Barış aramak zahmetli iştir. Hele “İmralı Süreci” gibi karmaşık ve müzminleşmiş meselelerde...
Teröre çare arayanlar, ister istemez anayasaya tosluyorlar.
Çünkü bu durum yeni anayasa yazılması faaliyetini İmralı Süreci ile ilişkili hale getiriyor.
Eski
CHP milletvekili emekli büyükelçi Onur Öymen, İmralı’da Öcalan’la
görüşenlerin yaptıkları açıklamalardan çıkardığı sonuçları yolladığı bir
mail’de sıralamıştı:
- Karar verici olan Meclis değil İmralı’dır.
- Görüşmelerin odağı anayasa değişikliğidir.
-
Bütün anayasalarımızda yer alan “hangi etnik kökenden, dinden ve
mezhepten gelirse gelsin bütün vatandaşlar Türk’tür” ifadesinin
anayasadan çıkartılmasını istiyorlar. Türklüğün bir üst kimlik olduğunu
kabul etmiyorlar.
- Cumhuriyetimizin bel kemiği “ulus devlet” anlayışına karşıdırlar.
- Anayasada “Türklük yerine anayasal yurttaşlık” tabiri yer alabilir.

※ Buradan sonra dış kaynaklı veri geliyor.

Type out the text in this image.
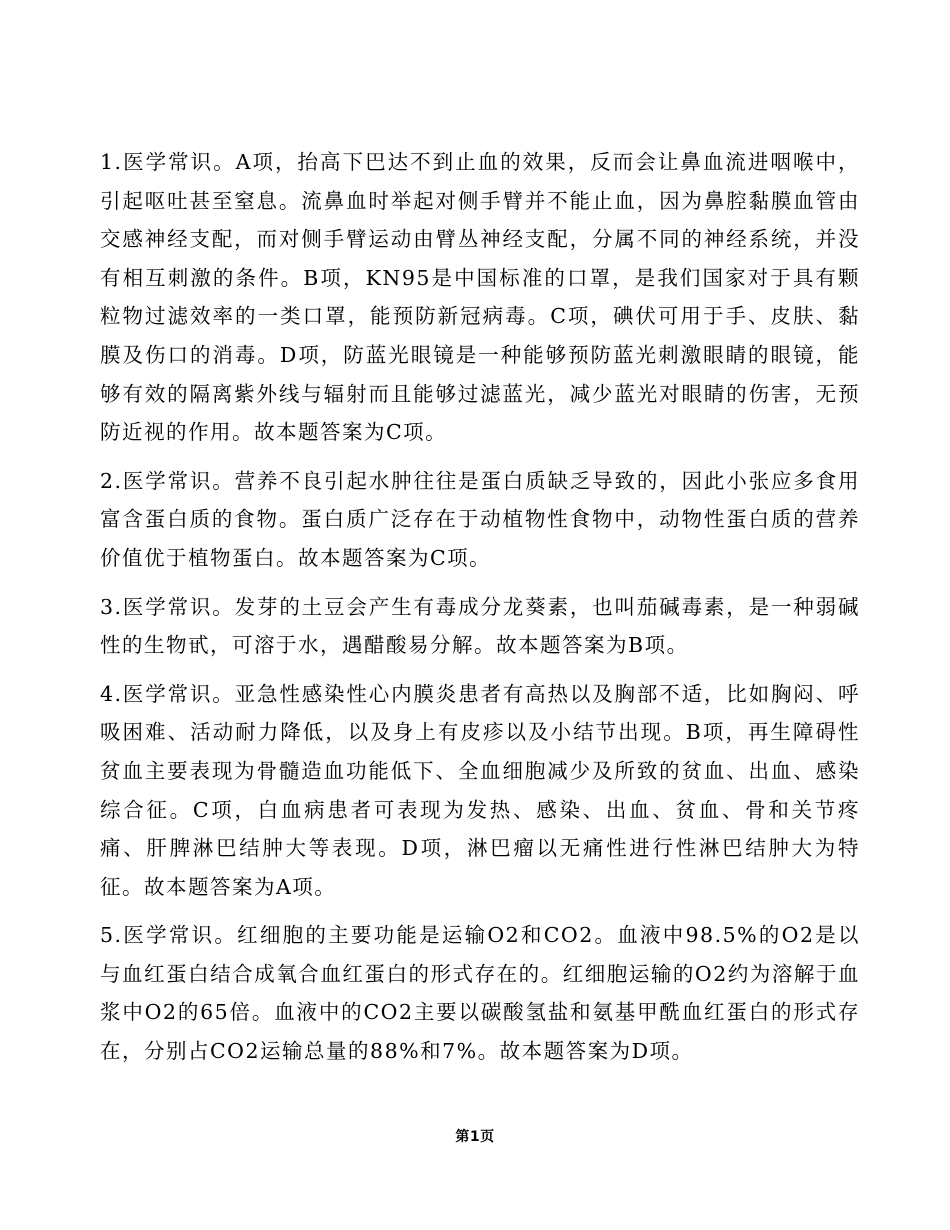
1.医学常识。A项，抬高下巴达不到止血的效果，反而会让鼻血流进咽喉中，引起呕吐甚至窒息。流鼻血时举起对侧手臂并不能止血，因为鼻腔黏膜血管由交感神经支配，而对侧手臂运动由臂丛神经支配，分属不同的神经系统，并没有相互刺激的条件。B项，KN95是中国标准的口罩，是我们国家对于具有颗粒物过滤效率的一类口罩，能预防新冠病毒。C项，碘伏可用于手、皮肤、黏膜及伤口的消毒。D项，防蓝光眼镜是一种能够预防蓝光刺激眼睛的眼镜，能够有效的隔离紫外线与辐射而且能够过滤蓝光，减少蓝光对眼睛的伤害，无预防近视的作用。故本题答案为C项。

2.医学常识。营养不良引起水肿往往是蛋白质缺乏导致的，因此小张应多食用富含蛋白质的食物。蛋白质广泛存在于动植物性食物中，动物性蛋白质的营养价值优于植物蛋白。故本题答案为C项。

3.医学常识。发芽的土豆会产生有毒成分龙葵素，也叫茄碱毒素，是一种弱碱性的生物甙，可溶于水，遇醋酸易分解。故本题答案为B项。

4.医学常识。亚急性感染性心内膜炎患者有高热以及胸部不适，比如胸闷、呼吸困难、活动耐力降低，以及身上有皮疹以及小结节出现。B项，再生障碍性贫血主要表现为骨髓造血功能低下、全血细胞减少及所致的贫血、出血、感染综合征。C项，白血病患者可表现为发热、感染、出血、贫血、骨和关节疼痛、肝脾淋巴结肿大等表现。D项，淋巴瘤以无痛性进行性淋巴结肿大为特征。故本题答案为A项。

5.医学常识。红细胞的主要功能是运输O2和CO2。血液中98.5%的O2是以与血红蛋白结合成氧合血红蛋白的形式存在的。红细胞运输的O2约为溶解于血浆中O2的65倍。血液中的CO2主要以碳酸氢盐和氨基甲酰血红蛋白的形式存在，分别占CO2运输总量的88%和7%。故本题答案为D项。

第1页
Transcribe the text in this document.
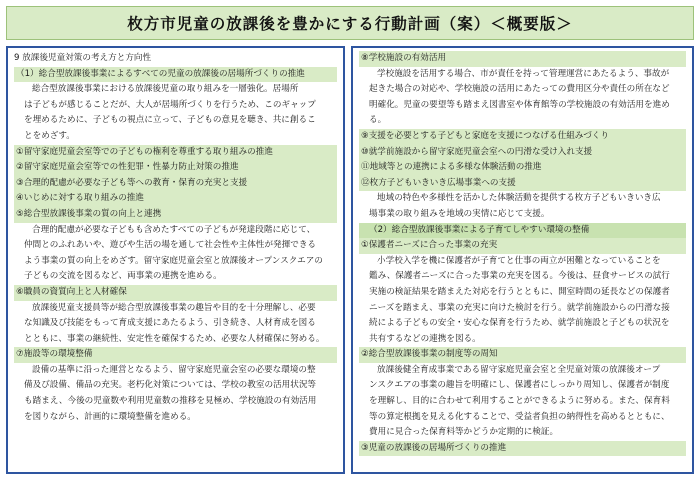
枚方市児童の放課後を豊かにする行動計画（案）＜概要版＞
9 放課後児童対策の考え方と方向性
（1）総合型放課後事業によるすべての児童の放課後の居場所づくりの推進
総合型放課後事業における放課後児童の取り組みを一層強化。居場所
は子どもが感じることだが、大人が居場所づくりを行うため、このギャップ
を埋めるために、子どもの視点に立って、子どもの意見を聴き、共に創るこ
とをめざす。
①留守家庭児童会室等での子どもの権利を尊重する取り組みの推進
②留守家庭児童会室等での性犯罪・性暴力防止対策の推進
③合理的配慮が必要な子ども等への教育・保育の充実と支援
④いじめに対する取り組みの推進
⑤総合型放課後事業の質の向上と連携
合理的配慮が必要な子どもも含めたすべての子どもが発達段階に応じて、
仲間とのふれあいや、遊びや生活の場を通して社会性や主体性が発揮できる
よう事業の質の向上をめざす。留守家庭児童会室と放課後オープンスクエアの
子どもの交流を図るなど、両事業の連携を進める。
⑥職員の資質向上と人材確保
放課後児童支援員等が総合型放課後事業の趣旨や目的を十分理解し、必要
な知識及び技能をもって育成支援にあたるよう、引き続き、人材育成を図る
とともに、事業の継続性、安定性を確保するため、必要な人材確保に努める。
⑦施設等の環境整備
設備の基準に沿った運営となるよう、留守家庭児童会室の必要な環境の整
備及び設備、備品の充実。老朽化対策については、学校の教室の活用状況等
も踏まえ、今後の児童数や利用児童数の推移を見極め、学校施設の有効活用
を図りながら、計画的に環境整備を進める。
⑧学校施設の有効活用
学校施設を活用する場合、市が責任を持って管理運営にあたるよう、事故が
起きた場合の対応や、学校施設の活用にあたっての費用区分や責任の所在など
明確化。児童の要望等も踏まえ図書室や体育館等の学校施設の有効活用を進め
る。
⑨支援を必要とする子どもと家庭を支援につなげる仕組みづくり
⑩就学前施設から留守家庭児童会室への円滑な受け入れ支援
⑪地域等との連携による多様な体験活動の推進
⑫枚方子どもいきいき広場事業への支援
地域の特色や多様性を活かした体験活動を提供する枚方子どもいきいき広
場事業の取り組みを地域の実情に応じて支援。
（2）総合型放課後事業による子育てしやすい環境の整備
①保護者ニーズに合った事業の充実
小学校入学を機に保護者が子育てと仕事の両立が困難となっていることを
鑑み、保護者ニーズに合った事業の充実を図る。今後は、昼食サービスの試行
実施の検証結果を踏まえた対応を行うとともに、開室時間の延長などの保護者
ニーズを踏まえ、事業の充実に向けた検討を行う。就学前施設からの円滑な接
続による子どもの安全・安心な保育を行うため、就学前施設と子どもの状況を
共有するなどの連携を図る。
②総合型放課後事業の制度等の周知
放課後健全育成事業である留守家庭児童会室と全児童対策の放課後オープ
ンスクエアの事業の趣旨を明確にし、保護者にしっかり周知し、保護者が制度
を理解し、目的に合わせて利用することができるように努める。また、保育料
等の算定根拠を見える化することで、受益者負担の納得性を高めるとともに、
費用に見合った保育料等かどうか定期的に検証。
③児童の放課後の居場所づくりの推進
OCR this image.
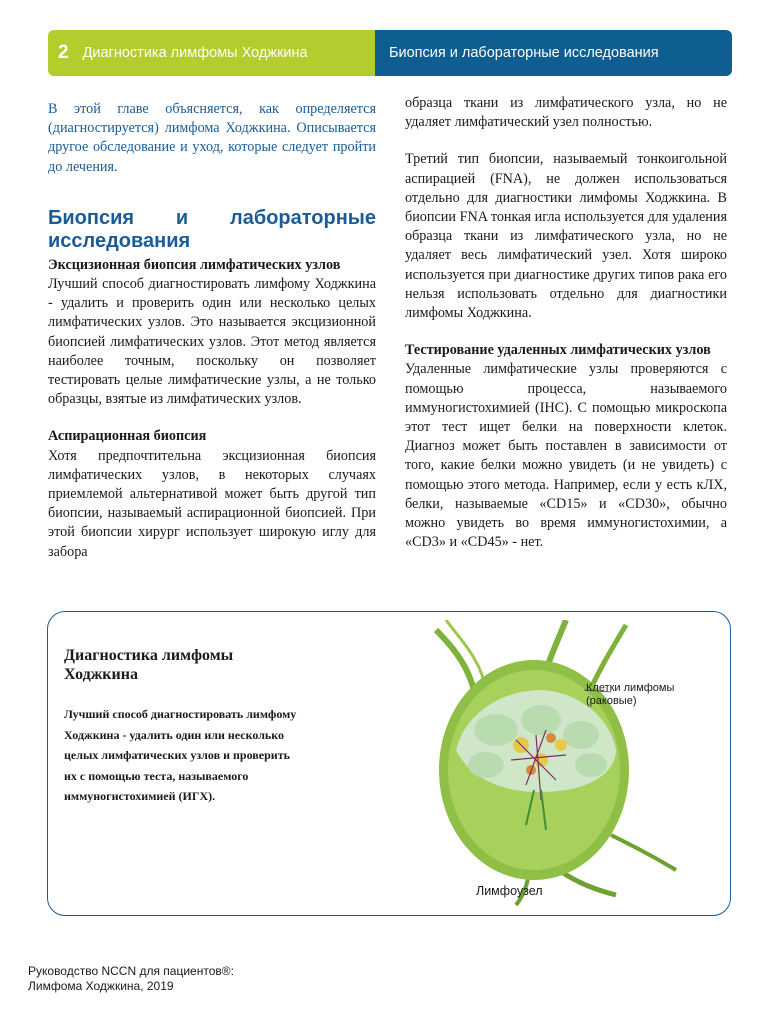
2 Диагностика лимфомы Ходжкина	Биопсия и лабораторные исследования

В этой главе объясняется, как определяется (диагностируется) лимфома Ходжкина. Описывается другое обследование и уход, которые следует пройти до лечения.

Биопсия и лабораторные исследования

Эксцизионная биопсия лимфатических узлов

Лучший способ диагностировать лимфому Ходжкина - удалить и проверить один или несколько целых лимфатических узлов. Это называется эксцизионной биопсией лимфатических узлов. Этот метод является наиболее точным, поскольку он позволяет тестировать целые лимфатические узлы, а не только образцы, взятые из лимфатических узлов.

Аспирационная биопсия

Хотя предпочтительна эксцизионная биопсия лимфатических узлов, в некоторых случаях приемлемой альтернативой может быть другой тип биопсии, называемый аспирационной биопсией. При этой биопсии хирург использует широкую иглу для забора

образца ткани из лимфатического узла, но не удаляет лимфатический узел полностью.

Третий тип биопсии, называемый тонкоигольной аспирацией (FNA), не должен использоваться отдельно для диагностики лимфомы Ходжкина. В биопсии FNA тонкая игла используется для удаления образца ткани из лимфатического узла, но не удаляет весь лимфатический узел. Хотя широко используется при диагностике других типов рака его нельзя использовать отдельно для диагностики лимфомы Ходжкина.

Тестирование удаленных лимфатических узлов

Удаленные лимфатические узлы проверяются с помощью процесса, называемого иммуногистохимией (IHC). С помощью микроскопа этот тест ищет белки на поверхности клеток. Диагноз может быть поставлен в зависимости от того, какие белки можно увидеть (и не увидеть) с помощью этого метода. Например, если у есть кЛХ, белки, называемые «CD15» и «CD30», обычно можно увидеть во время иммуногистохимии, а «CD3» и «CD45» - нет.

Диагностика лимфомы Ходжкина
Лучший способ диагностировать лимфому Ходжкина - удалить один или несколько целых лимфатических узлов и проверить их с помощью теста, называемого иммуногистохимией (ИГХ).
Клетки лимфомы
(раковые)
Лимфоузел
Руководство NCCN для пациентов®:
Лимфома Ходжкина, 2019
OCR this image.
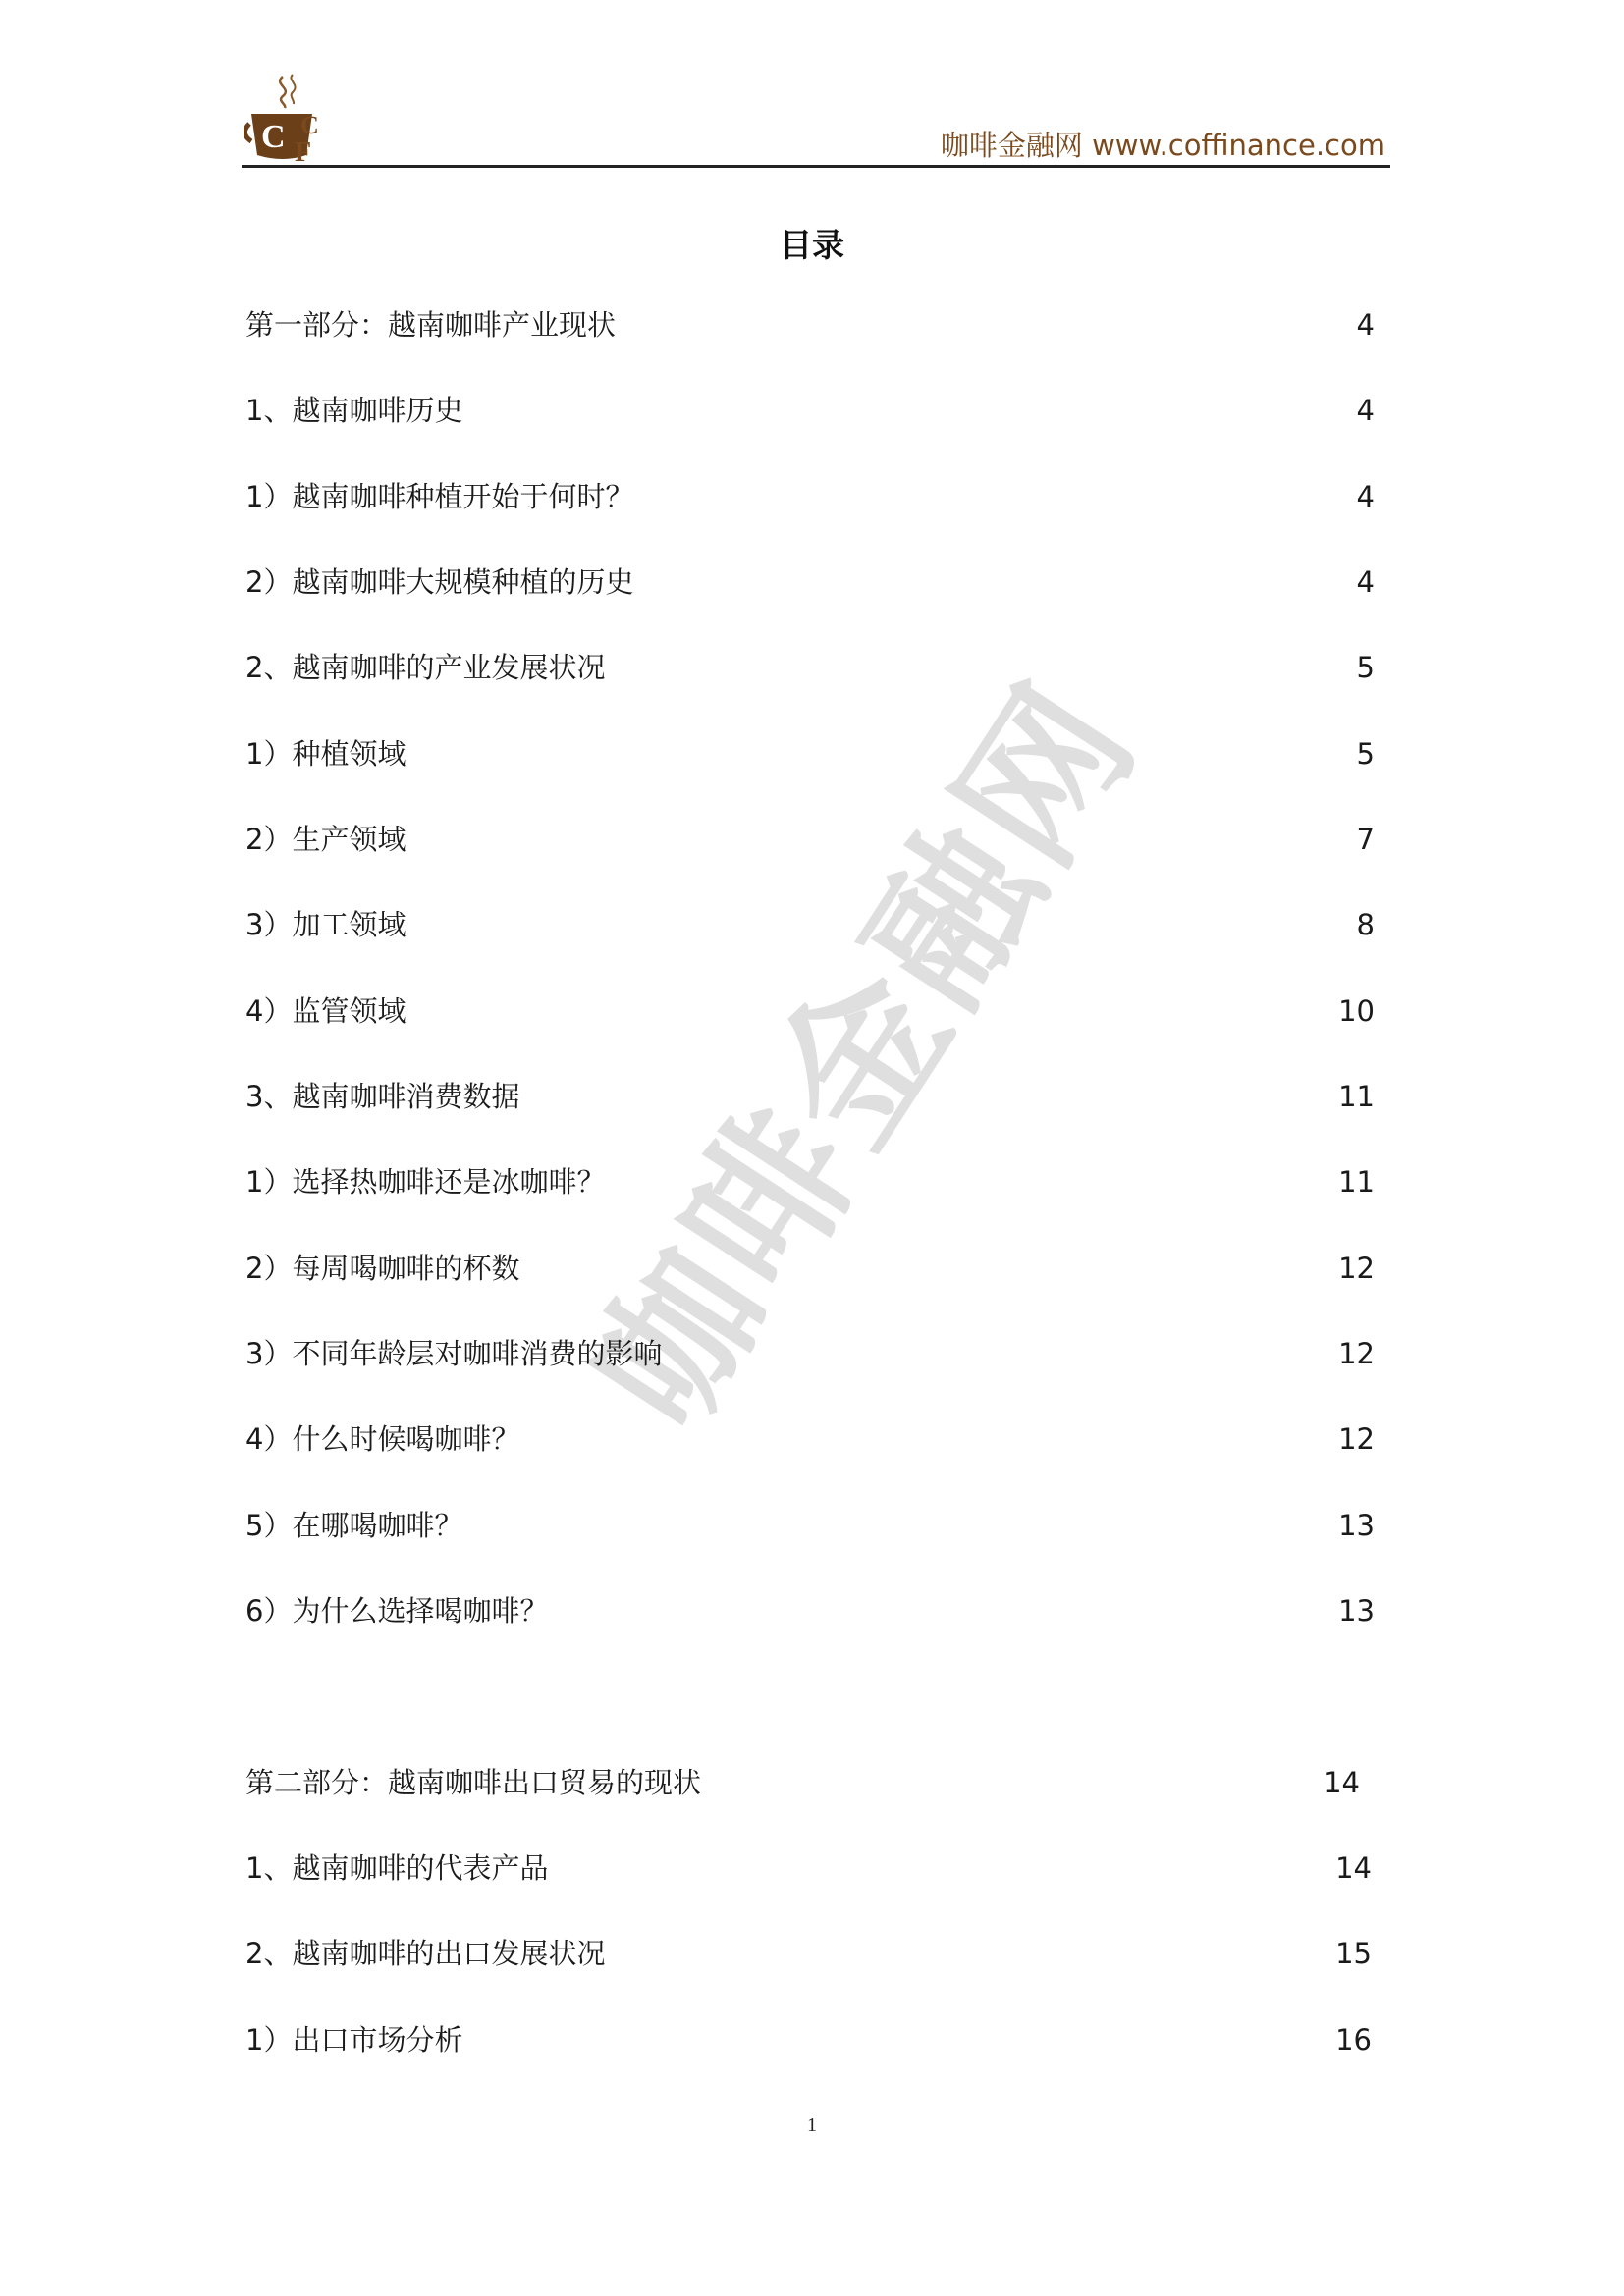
C C
F	咖啡金融网 www.coffinance.com
目录
咖啡金融网
第一部分：越南咖啡产业现状	4
1、越南咖啡历史	4
1）越南咖啡种植开始于何时？	4
2）越南咖啡大规模种植的历史	4
2、越南咖啡的产业发展状况	5
1）种植领域	5
2）生产领域	7
3）加工领域	8
4）监管领域	10
3、越南咖啡消费数据	11
1）选择热咖啡还是冰咖啡？	11
2）每周喝咖啡的杯数	12
3）不同年龄层对咖啡消费的影响	12
4）什么时候喝咖啡？	12
5）在哪喝咖啡？	13
6）为什么选择喝咖啡？	13
第二部分：越南咖啡出口贸易的现状	14
1、越南咖啡的代表产品	14
2、越南咖啡的出口发展状况	15
1）出口市场分析	16
1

Terörü bitirecek fırsatın ortaya çıktığını düşünenler az değildir. Ama süreç iyi yönetiliyor mu; o tartışmalıdır.
İşin
başında “sürecin sigortası şeffaflıktır” denildi ama kamuoyu karanlıkta
bırakılıyor. Siyaset hele bu kadar önemli bir meselede boşluk
kaldırmaz; doğruluğu şüpheli bilgilerle doluveriyor.
Ve sonuçta Onur Öymen’in şu sorusu, huzur kaçıran bir şüphe olarak cevap bekliyor:
“Cumhuriyet
rejiminin temel değerlerinin, terörü bitirmek bahanesiyle değiştirilmek
istendiği görülüyor. Dünyada terörü sona erdirmek için anayasal
rejimini pazarlık konusu yapan ülke hangisidir?”
İktidar, süreci ilerletmenin mutlak şartı olan aydınlığı kısa zamanda derhal sağlamalıdır.
Parmak yalayanlar
Meclise girdiği zaman siyasetçinin başı göğe erer.
Aldığı maaş yeter ve yaptığı görevin manevi değeri, ona kendini dünyanın en zengin ve mutlu insanı hissettirir.
Sonra
alışır ve devletin gücünü kendisi gibi seçilmişlerden aldığına inanmaya
başlar. Devlet gücünün kendisine borçlandığını düşündüğü noktaya
gelince de ip kopar.
Emanete ihanet evresi kapıya dayanır.
Ankara
Yenimahalle ve İncek’te TOKİ’nin milletvekillerine yönelik lüks konut
projesinin büyük ilgi gördüğü haberini okuyunca şaşırmadım.
Toplu
Konut İdaresi, Parlamenterler Birliği yöneticileri ile vardıkları
anlaşma uyarınca Ankara projesini İstanbul’da tekrarlayacakmış. Uygun
arazi bulunur bulunmaz kazma vurulacakmış...
Uygun araziyi verecek yığınla belediye bulunur. Parlamenter hemşehriyi kim istemez?
Ama bunun “bal tutan parmak yalar” atasözünü akla getireceğini ve meclisin saygınlığına gölge düşüreceğini unutmamalı.
Bu durum korkutur mu vekili?
Hayır.. Çare, meclisi liderin değil, halkın seçtiği vekillere emanet etmektir. Gerisi boş!